I only hear a few words from mine late at night sometimes, and usually if its time for my medication. Maybe like one hallucination an hour after dark. They are the same three voices, a female bitchy NSA agent making fun of me, a male ■■■■■■■ NSA agent trying to make me feel inferior, and then 17 year old me who was planning on becoming a military officer, before schizophrenia, hell even before I had ever smoked a cigarette or weed. 17 year old me was the voice of reason and I sometimes miss that voice. But this is all because my meds work and I take them multiple times a day with food like I am supposed to, before meds I was so distracted by my voices that I hardly spoke and was asocial, just didn’t care for others.
For example, I was at a bar at 1230am with some friends, a very popular and busy bar and I had taken my meds with dinner two hours earlier and when I walked into the bar I heard the male voice loudly ask “Did you take your medication?” and the rest of the night I was fine, then I heard the 17 year old me voice say something about “sober” which makes sense, as I was the designated driver and had only one beer with a friend at dinner that night.
I read an article my mom showed me about voices in the US and England being evil while voices in third world countries are benign and make schizophrenics happy and praised as shamans, ect.
I used to go into fits of rage or panic when my voices got really bad. I am on a blood pressure medication which keeps my heart rate and blood pressure down, I am on a hefty extended-release dose of it to keep me from going berserk out of anger and breaking things (which happened) or vomiting, sweating and having diarrhea out of fear and anxiety (which also happened). I am also on xanax to keep me from thinking about everything as a problem and getting drunk to forget- I have a strong case of generalized anxiety disorder and I take 1mg of xanax every 6-7 hours and it just makes me not worry, it doesnt make me sleepy or high, without it I end up screaming while driving and screaming in the shower.
I am just fine on my medications but I am royally ■■■■■■ without them, as you can see. It has been a long time since I was unmedicated, over a year now, and I have only missed a dose of only one of my meds once, and it was ugly, I was back to screaming in the shower “I hate you” and “make it stop”.
I think the problem with me is that I actually have a bad case, my medications just work like charms but my antipsychotic does make me sleep a lot and sometimes take naps, I also drink a lot of caffeine, I am drinking a double cup of coffee right now, I dont have the energy to make breakfast without caffeine.

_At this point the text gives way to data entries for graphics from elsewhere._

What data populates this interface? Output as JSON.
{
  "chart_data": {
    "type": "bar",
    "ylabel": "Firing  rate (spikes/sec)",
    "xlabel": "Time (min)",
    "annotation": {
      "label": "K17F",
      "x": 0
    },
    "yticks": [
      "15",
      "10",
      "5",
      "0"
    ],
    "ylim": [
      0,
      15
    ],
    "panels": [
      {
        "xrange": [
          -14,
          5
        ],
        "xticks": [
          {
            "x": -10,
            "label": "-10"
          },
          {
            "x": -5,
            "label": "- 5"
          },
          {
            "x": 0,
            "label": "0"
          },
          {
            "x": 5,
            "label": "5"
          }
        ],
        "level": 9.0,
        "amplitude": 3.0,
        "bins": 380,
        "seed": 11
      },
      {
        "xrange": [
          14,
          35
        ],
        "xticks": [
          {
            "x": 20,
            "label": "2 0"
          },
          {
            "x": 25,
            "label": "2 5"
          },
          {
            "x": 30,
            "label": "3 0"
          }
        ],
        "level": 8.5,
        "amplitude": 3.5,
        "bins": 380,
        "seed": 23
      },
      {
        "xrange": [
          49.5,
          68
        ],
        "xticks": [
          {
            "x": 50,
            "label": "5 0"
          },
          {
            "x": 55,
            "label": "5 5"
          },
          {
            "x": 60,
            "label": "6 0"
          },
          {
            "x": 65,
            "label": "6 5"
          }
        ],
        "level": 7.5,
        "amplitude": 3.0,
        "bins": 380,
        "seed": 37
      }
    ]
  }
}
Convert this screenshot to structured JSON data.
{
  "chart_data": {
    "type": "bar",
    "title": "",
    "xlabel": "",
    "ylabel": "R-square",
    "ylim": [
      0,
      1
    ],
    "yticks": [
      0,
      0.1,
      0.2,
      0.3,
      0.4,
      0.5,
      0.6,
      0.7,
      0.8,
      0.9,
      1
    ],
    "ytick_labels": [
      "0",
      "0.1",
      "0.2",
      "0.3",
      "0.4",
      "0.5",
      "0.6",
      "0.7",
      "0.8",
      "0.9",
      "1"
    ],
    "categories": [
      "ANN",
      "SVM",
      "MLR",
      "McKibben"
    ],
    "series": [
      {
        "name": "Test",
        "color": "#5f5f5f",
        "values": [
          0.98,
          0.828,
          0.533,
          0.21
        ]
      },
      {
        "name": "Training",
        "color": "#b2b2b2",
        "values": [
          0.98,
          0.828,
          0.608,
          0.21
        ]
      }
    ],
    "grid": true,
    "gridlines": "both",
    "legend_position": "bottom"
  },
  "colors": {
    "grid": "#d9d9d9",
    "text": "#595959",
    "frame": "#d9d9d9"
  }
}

I am all better today- I have been better for a year and it is rather obvious to people who know me and saw the whole thing happen, my descent and recovery, and to people I meet, they think I am kidding when I tell them I have schizophrenia. They see a clean-shaven, very muscular and intelligent young man and that is not what they think when they hear the word “schizophrenic”- they think of a homeless person talking to themselves who hasnt bathed or shaved in a month.

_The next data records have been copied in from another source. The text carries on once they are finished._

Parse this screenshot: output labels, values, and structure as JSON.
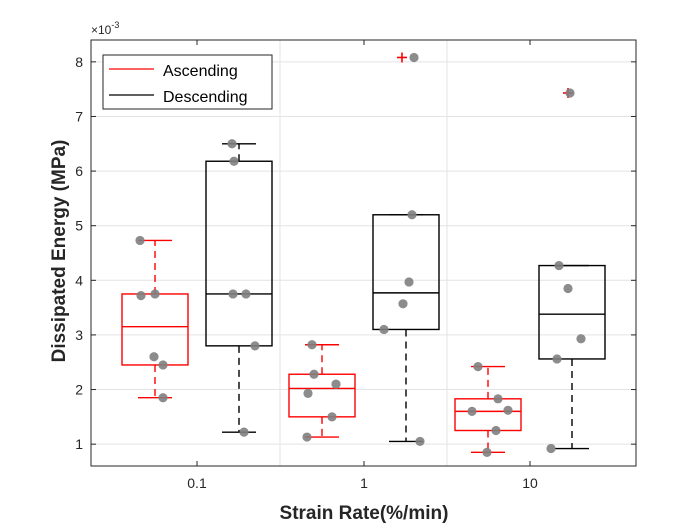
{
  "chart_data": {
    "type": "box",
    "xlabel": "Strain Rate(%/min)",
    "ylabel": "Dissipated Energy (MPa)",
    "y_exponent_base": "×10",
    "y_exponent_power": "-3",
    "x_scale": "log",
    "y_scale": "linear",
    "ylim": [
      0.6,
      8.4
    ],
    "y_ticks": [
      1,
      2,
      3,
      4,
      5,
      6,
      7,
      8
    ],
    "x_ticks": [
      {
        "label": "0.1"
      },
      {
        "label": "1"
      },
      {
        "label": "10"
      }
    ],
    "grid": true,
    "legend_position": "top-left",
    "series": [
      {
        "name": "Ascending",
        "color": "#ff0000",
        "boxes": [
          {
            "x": "0.1",
            "whisker_low": 1.85,
            "q1": 2.45,
            "median": 3.15,
            "q3": 3.75,
            "whisker_high": 4.73,
            "outliers": [],
            "points": [
              4.73,
              3.72,
              3.75,
              2.6,
              2.45,
              1.85
            ]
          },
          {
            "x": "1",
            "whisker_low": 1.13,
            "q1": 1.5,
            "median": 2.02,
            "q3": 2.28,
            "whisker_high": 2.82,
            "outliers": [
              8.08
            ],
            "points": [
              2.82,
              2.28,
              1.93,
              2.1,
              1.5,
              1.13
            ]
          },
          {
            "x": "10",
            "whisker_low": 0.85,
            "q1": 1.25,
            "median": 1.6,
            "q3": 1.83,
            "whisker_high": 2.42,
            "outliers": [
              7.43
            ],
            "points": [
              2.42,
              1.83,
              1.6,
              1.62,
              1.25,
              0.85
            ]
          }
        ]
      },
      {
        "name": "Descending",
        "color": "#000000",
        "boxes": [
          {
            "x": "0.1",
            "whisker_low": 1.22,
            "q1": 2.8,
            "median": 3.75,
            "q3": 6.18,
            "whisker_high": 6.5,
            "outliers": [],
            "points": [
              6.5,
              6.18,
              3.75,
              3.75,
              2.8,
              1.22
            ]
          },
          {
            "x": "1",
            "whisker_low": 1.05,
            "q1": 3.1,
            "median": 3.77,
            "q3": 5.2,
            "whisker_high": 5.2,
            "outliers": [],
            "points": [
              8.08,
              5.2,
              3.97,
              3.57,
              3.1,
              1.05
            ]
          },
          {
            "x": "10",
            "whisker_low": 0.92,
            "q1": 2.56,
            "median": 3.38,
            "q3": 4.27,
            "whisker_high": 4.27,
            "outliers": [],
            "points": [
              7.43,
              4.27,
              3.85,
              2.93,
              2.56,
              0.92
            ]
          }
        ]
      }
    ]
  }
}
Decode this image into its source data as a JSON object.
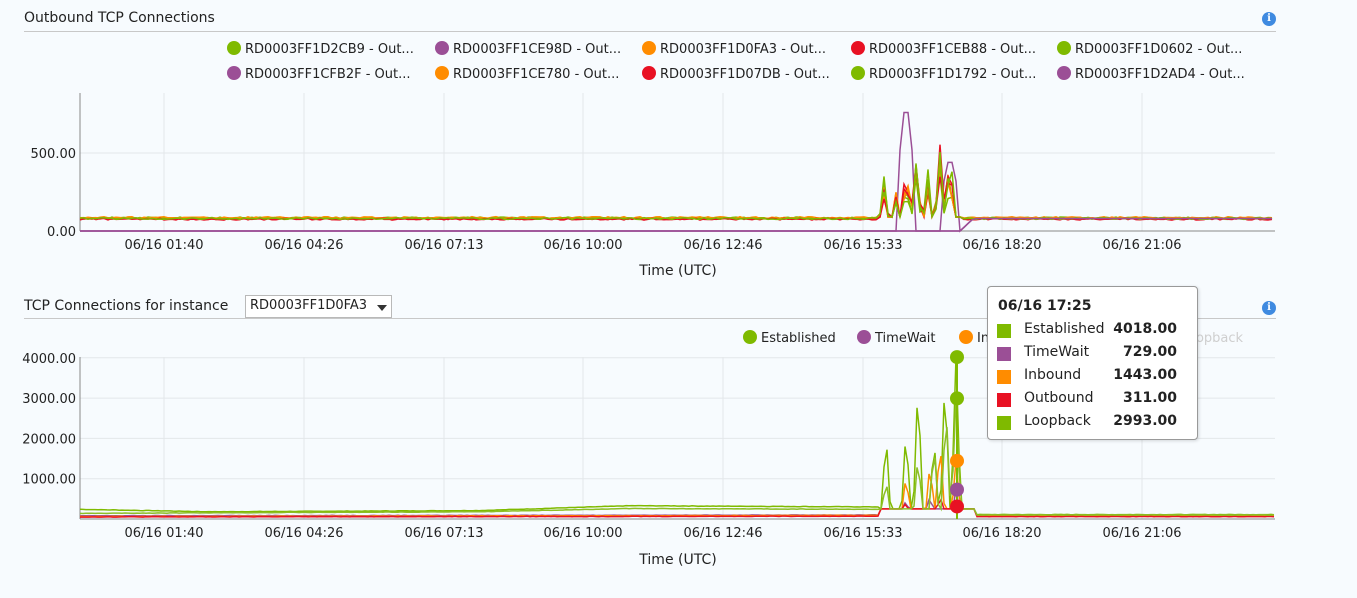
{
  "chart_data": [
    {
      "type": "line",
      "title": "Outbound TCP Connections",
      "xlabel": "Time (UTC)",
      "ylabel": "",
      "x_ticks": [
        "06/16 01:40",
        "06/16 04:26",
        "06/16 07:13",
        "06/16 10:00",
        "06/16 12:46",
        "06/16 15:33",
        "06/16 18:20",
        "06/16 21:06"
      ],
      "y_ticks": [
        "0.00",
        "500.00"
      ],
      "ylim": [
        0,
        900
      ],
      "legend_position": "top",
      "grid": true,
      "series": [
        {
          "name": "RD0003FF1D2CB9 - Out...",
          "color": "#7fba00",
          "base": 80
        },
        {
          "name": "RD0003FF1CE98D - Out...",
          "color": "#9b4f96",
          "base": 0
        },
        {
          "name": "RD0003FF1D0FA3 - Out...",
          "color": "#ff8c00",
          "base": 82
        },
        {
          "name": "RD0003FF1CEB88 - Out...",
          "color": "#e81123",
          "base": 78
        },
        {
          "name": "RD0003FF1D0602 - Out...",
          "color": "#7fba00",
          "base": 84
        },
        {
          "name": "RD0003FF1CFB2F - Out...",
          "color": "#9b4f96",
          "base": 0
        },
        {
          "name": "RD0003FF1CE780 - Out...",
          "color": "#ff8c00",
          "base": 86
        },
        {
          "name": "RD0003FF1D07DB - Out...",
          "color": "#e81123",
          "base": 76
        },
        {
          "name": "RD0003FF1D1792 - Out...",
          "color": "#7fba00",
          "base": 80
        },
        {
          "name": "RD0003FF1D2AD4 - Out...",
          "color": "#9b4f96",
          "base": 0
        }
      ]
    },
    {
      "type": "line",
      "title": "TCP Connections for instance",
      "xlabel": "Time (UTC)",
      "ylabel": "",
      "x_ticks": [
        "06/16 01:40",
        "06/16 04:26",
        "06/16 07:13",
        "06/16 10:00",
        "06/16 12:46",
        "06/16 15:33",
        "06/16 18:20",
        "06/16 21:06"
      ],
      "y_ticks": [
        "1000.00",
        "2000.00",
        "3000.00",
        "4000.00"
      ],
      "ylim": [
        0,
        4000
      ],
      "legend_position": "top-right",
      "grid": true,
      "series": [
        {
          "name": "Established",
          "color": "#7fba00",
          "legend_visible": true
        },
        {
          "name": "TimeWait",
          "color": "#9b4f96",
          "legend_visible": true
        },
        {
          "name": "Inbound",
          "color": "#ff8c00",
          "legend_visible": true
        },
        {
          "name": "Outbound",
          "color": "#f4a6ad",
          "legend_visible": false
        },
        {
          "name": "Loopback",
          "color": "#d9eab3",
          "legend_visible": false
        }
      ],
      "tooltip": {
        "time": "06/16 17:25",
        "rows": [
          {
            "name": "Established",
            "value": "4018.00",
            "color": "#7fba00"
          },
          {
            "name": "TimeWait",
            "value": "729.00",
            "color": "#9b4f96"
          },
          {
            "name": "Inbound",
            "value": "1443.00",
            "color": "#ff8c00"
          },
          {
            "name": "Outbound",
            "value": "311.00",
            "color": "#e81123"
          },
          {
            "name": "Loopback",
            "value": "2993.00",
            "color": "#7fba00"
          }
        ]
      }
    }
  ],
  "instance_select": {
    "value": "RD0003FF1D0FA3"
  },
  "info_icon": "info-icon"
}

I never quit functioning academically when I was psychotic, I stayed in school and made A’s and B’s, but it was absolute hell and every second I just wanted to scream in agony. I had one friend, a drinking buddy, I would hangout with him and his brother and his brother’s girlfriend quit often. I quit hearing voices when I reached a certain level of drunk and so alcohol was a huge part of my life when I was 19.
I moonlighted my drunk days with that old friend at a party in February- several of my friends got together and one of my friends was the designated driver- so I bought a case of beer for myself and got hammered with my old friend who hanged out with me while I was psychotic. We joked about how I used to drink twice as much. I had a terrible hangover the next day and decided to never do that again. It was a house party hosted by a friend I met in a class and I think I accidentally spilled the beans about my evaluation results when I was drunk, I do remember talking to him and his girlfriend and them being taken back my something I said. I just cant remember what I said- I have a pretty ugly past so it could have anything.

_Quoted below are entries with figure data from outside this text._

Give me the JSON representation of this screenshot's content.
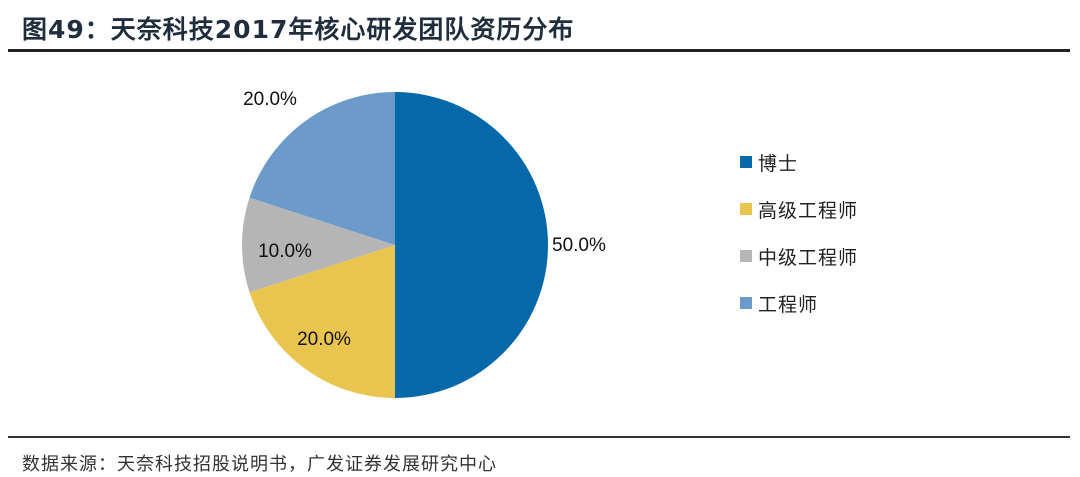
{
  "header": {
    "title": "图49：天奈科技2017年核心研发团队资历分布"
  },
  "footer": {
    "source": "数据来源：天奈科技招股说明书，广发证券发展研究中心"
  },
  "chart_data": {
    "type": "pie",
    "title": "天奈科技2017年核心研发团队资历分布",
    "categories": [
      "博士",
      "高级工程师",
      "中级工程师",
      "工程师"
    ],
    "values": [
      50.0,
      20.0,
      10.0,
      20.0
    ],
    "labels": [
      "50.0%",
      "20.0%",
      "10.0%",
      "20.0%"
    ],
    "colors": [
      "#0568a8",
      "#e9c54f",
      "#b5b5b5",
      "#6b9acb"
    ],
    "start_angle": "12 o'clock, clockwise",
    "legend_position": "right"
  },
  "legend": {
    "items": [
      {
        "label": "博士",
        "color": "#0568a8"
      },
      {
        "label": "高级工程师",
        "color": "#e9c54f"
      },
      {
        "label": "中级工程师",
        "color": "#b5b5b5"
      },
      {
        "label": "工程师",
        "color": "#6b9acb"
      }
    ]
  }
}
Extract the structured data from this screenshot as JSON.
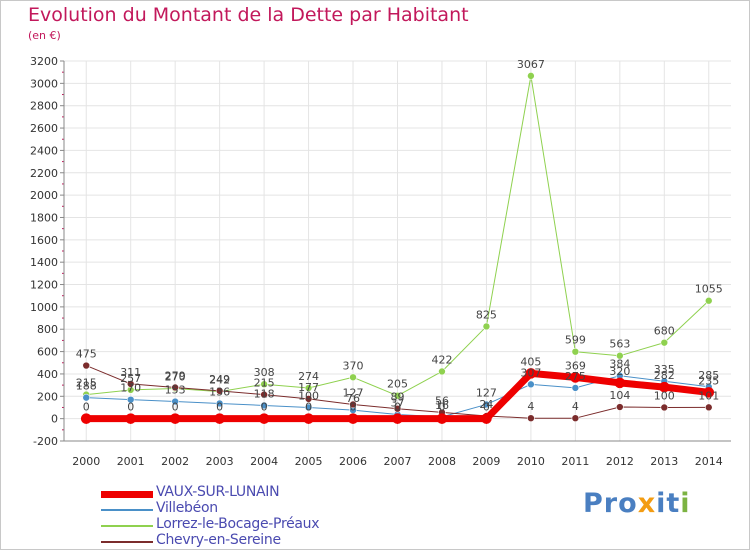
{
  "header": {
    "title": "Evolution du Montant de la Dette par Habitant",
    "subtitle": "(en €)"
  },
  "logo": {
    "text": "Proxiti",
    "colors": {
      "main": "#4a7fc1",
      "accent": "#f39c12",
      "alt": "#7cb342"
    }
  },
  "chart_data": {
    "type": "line",
    "title": "Evolution du Montant de la Dette par Habitant",
    "ylabel": "(en €)",
    "x": [
      "2000",
      "2001",
      "2002",
      "2003",
      "2004",
      "2005",
      "2006",
      "2007",
      "2008",
      "2009",
      "2010",
      "2011",
      "2012",
      "2013",
      "2014"
    ],
    "ylim": [
      -200,
      3200
    ],
    "yticks": [
      -200,
      0,
      200,
      400,
      600,
      800,
      1000,
      1200,
      1400,
      1600,
      1800,
      2000,
      2200,
      2400,
      2600,
      2800,
      3000,
      3200
    ],
    "grid": true,
    "legend_position": "bottom-left",
    "series": [
      {
        "name": "VAUX-SUR-LUNAIN",
        "color": "#ee0000",
        "width": 7,
        "values": [
          0,
          0,
          0,
          0,
          0,
          0,
          0,
          0,
          0,
          0,
          405,
          369,
          320,
          282,
          235
        ],
        "labels": [
          "0",
          "0",
          "0",
          "0",
          "0",
          "0",
          "0",
          "0",
          "0",
          "0",
          "405",
          "369",
          "320",
          "282",
          "235"
        ]
      },
      {
        "name": "Villebéon",
        "color": "#4a90c8",
        "width": 1,
        "values": [
          188,
          170,
          153,
          136,
          118,
          100,
          76,
          37,
          16,
          127,
          307,
          275,
          384,
          335,
          285
        ],
        "labels": [
          "188",
          "170",
          "153",
          "136",
          "118",
          "100",
          "76",
          "37",
          "16",
          "127",
          "307",
          "275",
          "384",
          "335",
          "285"
        ]
      },
      {
        "name": "Lorrez-le-Bocage-Préaux",
        "color": "#8fd14f",
        "width": 1,
        "values": [
          215,
          257,
          270,
          242,
          308,
          274,
          370,
          205,
          422,
          825,
          3067,
          599,
          563,
          680,
          1055
        ],
        "labels": [
          "215",
          "257",
          "270",
          "242",
          "308",
          "274",
          "370",
          "205",
          "422",
          "825",
          "3067",
          "599",
          "563",
          "680",
          "1055"
        ]
      },
      {
        "name": "Chevry-en-Sereine",
        "color": "#7b2c2c",
        "width": 1,
        "values": [
          475,
          311,
          279,
          249,
          215,
          177,
          127,
          89,
          56,
          24,
          4,
          4,
          104,
          100,
          101
        ],
        "labels": [
          "475",
          "311",
          "279",
          "249",
          "215",
          "177",
          "127",
          "89",
          "56",
          "24",
          "4",
          "4",
          "104",
          "100",
          "101"
        ]
      }
    ]
  }
}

Now I dont hear voices 99% of the time and I don’t drink more than one drink. I recently quit smoking, I am using the gum to quit. It’s been over two weeks and I already feel like I never want to smoke again. I have urges to, but I then think of how nasty it is and how it sucks to step outside every 45 minutes and I just dont smoke.
One night when I smoked weed (peer pressure) and forgot my meds (I had just started meds and didnt believe in them, they take a while to work) I heard my voices loudly for 12 hours. It was complete hell, it made me psychotic and angry. I didnt sleep at all, was still angry in the morning, went to the powerlifting gym and did something really stupid, tore a muscle and pulled two other muscles. This was over a year ago on like my second week of medication, it takes some meds a while to work.